En el siglo XX, la tendencia central del Movimiento Moderno es el establecer una alianza entre el componente espiritual del artista y una práctica social objetiva. Durante la primera mitad de ese siglo, la crítica de arte se ve profundamente influida por la psicología, el psicoanálisis, la lingüística, el marxismo y la antropología. Pero a partir de los sesenta las influencias provienen principalmente de dos vertientes, la liberal representada por filósofos como Gaston Bachelard (1884-1962), Karl Popper (1902-1994), Hannah Arendt (1906-1975) o Isaiah Berlin (1909-1997), y la post-estructuralista con filósofos como Michel Foucault (1926-1984), Gilles Deleuze (1925-1995) o Jacques Derrida (1930-2004), quienes encabezan lo que en ese momento supone ser una opción a los extremos de la derecha y la izquierda.

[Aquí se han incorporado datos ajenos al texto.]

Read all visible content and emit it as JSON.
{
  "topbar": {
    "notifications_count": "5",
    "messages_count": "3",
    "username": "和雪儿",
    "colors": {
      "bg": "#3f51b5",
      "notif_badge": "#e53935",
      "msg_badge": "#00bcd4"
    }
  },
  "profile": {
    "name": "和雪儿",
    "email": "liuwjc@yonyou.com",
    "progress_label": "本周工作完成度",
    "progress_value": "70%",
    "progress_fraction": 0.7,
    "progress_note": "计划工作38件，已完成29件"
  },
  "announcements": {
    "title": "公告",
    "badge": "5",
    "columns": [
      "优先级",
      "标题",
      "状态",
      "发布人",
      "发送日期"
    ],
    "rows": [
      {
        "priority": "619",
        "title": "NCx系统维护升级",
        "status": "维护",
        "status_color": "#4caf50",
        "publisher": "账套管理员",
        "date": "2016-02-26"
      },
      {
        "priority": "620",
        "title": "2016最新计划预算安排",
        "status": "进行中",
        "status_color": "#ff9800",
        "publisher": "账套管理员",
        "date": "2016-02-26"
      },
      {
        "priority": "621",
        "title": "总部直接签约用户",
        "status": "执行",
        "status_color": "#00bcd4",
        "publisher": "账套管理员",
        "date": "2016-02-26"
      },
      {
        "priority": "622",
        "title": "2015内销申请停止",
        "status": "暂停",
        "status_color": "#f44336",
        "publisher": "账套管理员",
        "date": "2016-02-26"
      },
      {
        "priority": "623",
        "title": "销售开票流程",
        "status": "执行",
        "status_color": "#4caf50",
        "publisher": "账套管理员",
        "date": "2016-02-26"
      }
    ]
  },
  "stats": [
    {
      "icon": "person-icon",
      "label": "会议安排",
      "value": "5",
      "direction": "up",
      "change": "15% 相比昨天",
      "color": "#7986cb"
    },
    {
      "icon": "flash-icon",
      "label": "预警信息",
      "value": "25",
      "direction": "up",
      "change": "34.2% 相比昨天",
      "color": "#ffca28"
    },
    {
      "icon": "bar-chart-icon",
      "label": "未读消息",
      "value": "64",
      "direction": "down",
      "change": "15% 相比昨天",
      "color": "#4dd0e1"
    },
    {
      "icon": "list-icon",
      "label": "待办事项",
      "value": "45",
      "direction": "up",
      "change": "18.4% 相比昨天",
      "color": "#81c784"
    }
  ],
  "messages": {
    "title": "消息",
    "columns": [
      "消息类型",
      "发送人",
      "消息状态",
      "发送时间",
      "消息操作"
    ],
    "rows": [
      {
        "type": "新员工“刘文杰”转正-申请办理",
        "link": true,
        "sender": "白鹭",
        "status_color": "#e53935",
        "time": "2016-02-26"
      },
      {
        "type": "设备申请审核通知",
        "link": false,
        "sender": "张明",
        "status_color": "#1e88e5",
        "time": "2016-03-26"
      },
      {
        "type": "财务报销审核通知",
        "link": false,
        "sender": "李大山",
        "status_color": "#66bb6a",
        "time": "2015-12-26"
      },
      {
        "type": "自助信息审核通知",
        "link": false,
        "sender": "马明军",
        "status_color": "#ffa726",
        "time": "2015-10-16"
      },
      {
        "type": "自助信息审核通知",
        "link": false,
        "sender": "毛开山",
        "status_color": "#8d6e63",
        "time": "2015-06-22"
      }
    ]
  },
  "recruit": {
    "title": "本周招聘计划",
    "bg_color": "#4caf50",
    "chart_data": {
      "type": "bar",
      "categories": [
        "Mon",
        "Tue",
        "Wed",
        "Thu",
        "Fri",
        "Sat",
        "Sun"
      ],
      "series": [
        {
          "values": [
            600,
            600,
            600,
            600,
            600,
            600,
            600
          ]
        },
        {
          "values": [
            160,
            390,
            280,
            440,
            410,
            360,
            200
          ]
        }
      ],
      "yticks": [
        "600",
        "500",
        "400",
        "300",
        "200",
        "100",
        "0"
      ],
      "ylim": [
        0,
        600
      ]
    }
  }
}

Esta gran variedad de enfoques que aducen fundarse en visiones científicas de la realidad, que arguyen que la ciencia no está exenta de las influencias de los movimientos espirituales, o que reducen el estudio de la realidad al estudio del lenguaje o del conocimiento, generan directa o indirectamente en la crítica de arte, en la crítica de arquitectura, actitudes tanto racionales como irracionales, tanto empíricas como metafísicas. De ahí que a veces la crítica sea proclive a estatuir la idea de una ciencia del arte completamente diferente a la ciencia de la naturaleza. Es decir, una ciencia en que lo irracional vaya de la mano de lo racional, o lo empírico de lo retórico. Pero no podemos de ningún modo considerar esta proclividad —a veces ecléctica, a veces relativista— como la única y mejor manera de ver el arte. Es preferible en todo caso admitir que el debate en cuestión sigue su curso, que aún no se ha dicho la última palabra. Lo que si no debemos permitir es que la crítica se vuelva una simulación, una parodia barata en la que el esfuerzo y el estudio cedan su lugar a la palabrería. La crítica simulada sólo busca minar el derecho y la libertad de los individuos a expresar sistemáticamente su disentimiento, a sostener rigurosa y racionalmente sus propios puntos de vista.